Goldberg berpendapat bahwa sanksi terhadap jaksa mungkin tidak cukup untuk menghalangi Khan melanjutkan kasus terhadap Netanyahu dan memperingatkan ketua ICC mungkin memandangnya sebagai “lencana kehormatan.”
Goldberg mengatakan menurutnya anggota parlemen harus mempertimbangkan untuk menuntut ICC secara keseluruhan daripada jaksa secara individu kali ini.
“Mengancam sanksi terhadap individu yang terlibat dalam skema tidak sah untuk mendakwa tentara Amerika atau Israel adalah satu hal, namun menggunakan sanksi sebagai alat untuk memutus akses ICC terhadap dana adalah hal lain,” katanya kepada Fox News Digital.

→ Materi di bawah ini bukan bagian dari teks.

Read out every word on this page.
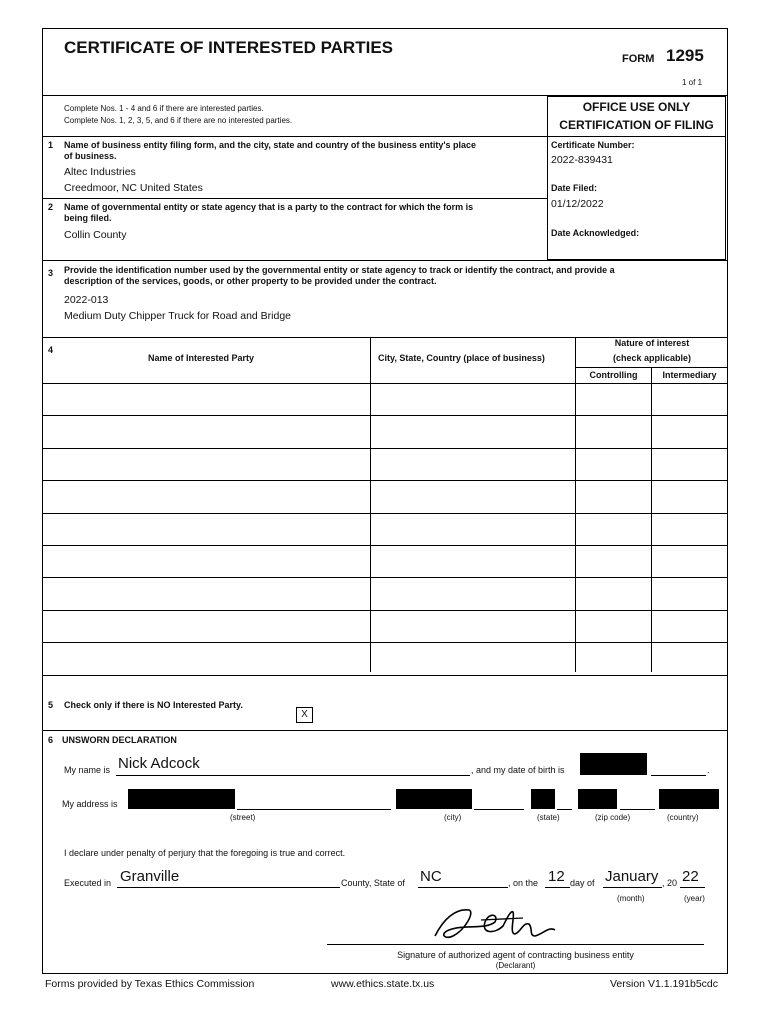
CERTIFICATE OF INTERESTED PARTIES
FORM 1295
1 of 1
Complete Nos. 1 - 4 and 6 if there are interested parties.
Complete Nos. 1, 2, 3, 5, and 6 if there are no interested parties.
OFFICE USE ONLY
CERTIFICATION OF FILING
Certificate Number:
2022-839431
Date Filed:
01/12/2022
Date Acknowledged:
1 Name of business entity filing form, and the city, state and country of the business entity's place
of business.
Altec Industries
Creedmoor, NC United States
2 Name of governmental entity or state agency that is a party to the contract for which the form is
being filed.
Collin County
3 Provide the identification number used by the governmental entity or state agency to track or identify the contract, and provide a
description of the services, goods, or other property to be provided under the contract.
2022-013
Medium Duty Chipper Truck for Road and Bridge
4
Name of Interested Party	City, State, Country (place of business)
Nature of interest
(check applicable)
Controlling	Intermediary
5 Check only if there is NO Interested Party.
X
6 UNSWORN DECLARATION
My name is Nick Adcock	, and my date of birth is	.
My address is
(street)	(city)	(state)	(zip code)	(country)
I declare under penalty of perjury that the foregoing is true and correct.
Executed in Granville	County, State of NC	, on the 12 day of January , 20 22
(month)	(year)
Signature of authorized agent of contracting business entity
(Declarant)
Forms provided by Texas Ethics Commission	www.ethics.state.tx.us	Version V1.1.191b5cdc
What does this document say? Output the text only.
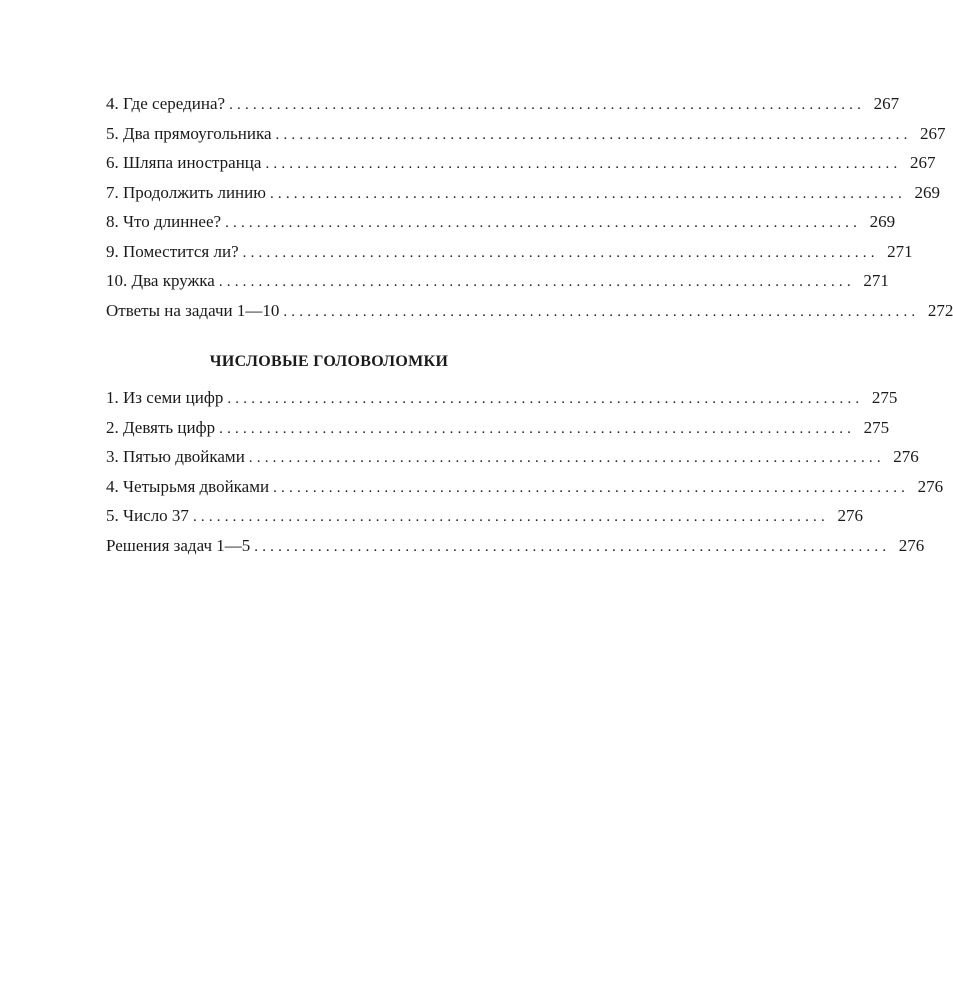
4. Где середина? ................................................................................ 267
5. Два прямоугольника ................................................................................ 267
6. Шляпа иностранца ................................................................................ 267
7. Продолжить линию ................................................................................ 269
8. Что длиннее? ................................................................................ 269
9. Поместится ли? ................................................................................ 271
10. Два кружка ................................................................................ 271
Ответы на задачи 1—10 ................................................................................ 272
ЧИСЛОВЫЕ ГОЛОВОЛОМКИ
1. Из семи цифр ................................................................................ 275
2. Девять цифр ................................................................................ 275
3. Пятью двойками ................................................................................ 276
4. Четырьмя двойками ................................................................................ 276
5. Число 37 ................................................................................ 276
Решения задач 1—5 ................................................................................ 276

KLIK DI SINI UNTUK MENDAPATKAN APLIKASI FOX NEWS
“Saya pikir negara-negara seperti Jepang dan Jerman akan memberikan tekanan besar pada ICC untuk mundur jika mereka berpikir bank-bank mereka mungkin terkena sanksi karena mengirimkan uang ke ICC,” tambahnya.
Keputusan pengadilan mengenai surat perintah penangkapan biasanya diambil dalam waktu tiga bulan, menurut Reuters, meskipun masih belum jelas kapan panel akan mengambil keputusan.
Terakhir kali Kamar Pra-Peradilan ICC diminta mengambil keputusan mengenai penerbitan surat perintah penangkapan seorang pemimpin pemerintah adalah ketika permohonan diajukan terhadap Presiden Rusia Vladimir Putin pada Februari 2023. Panel tersebut mencapai keputusan dalam waktu satu bulan dari permohonan yang telah diajukan.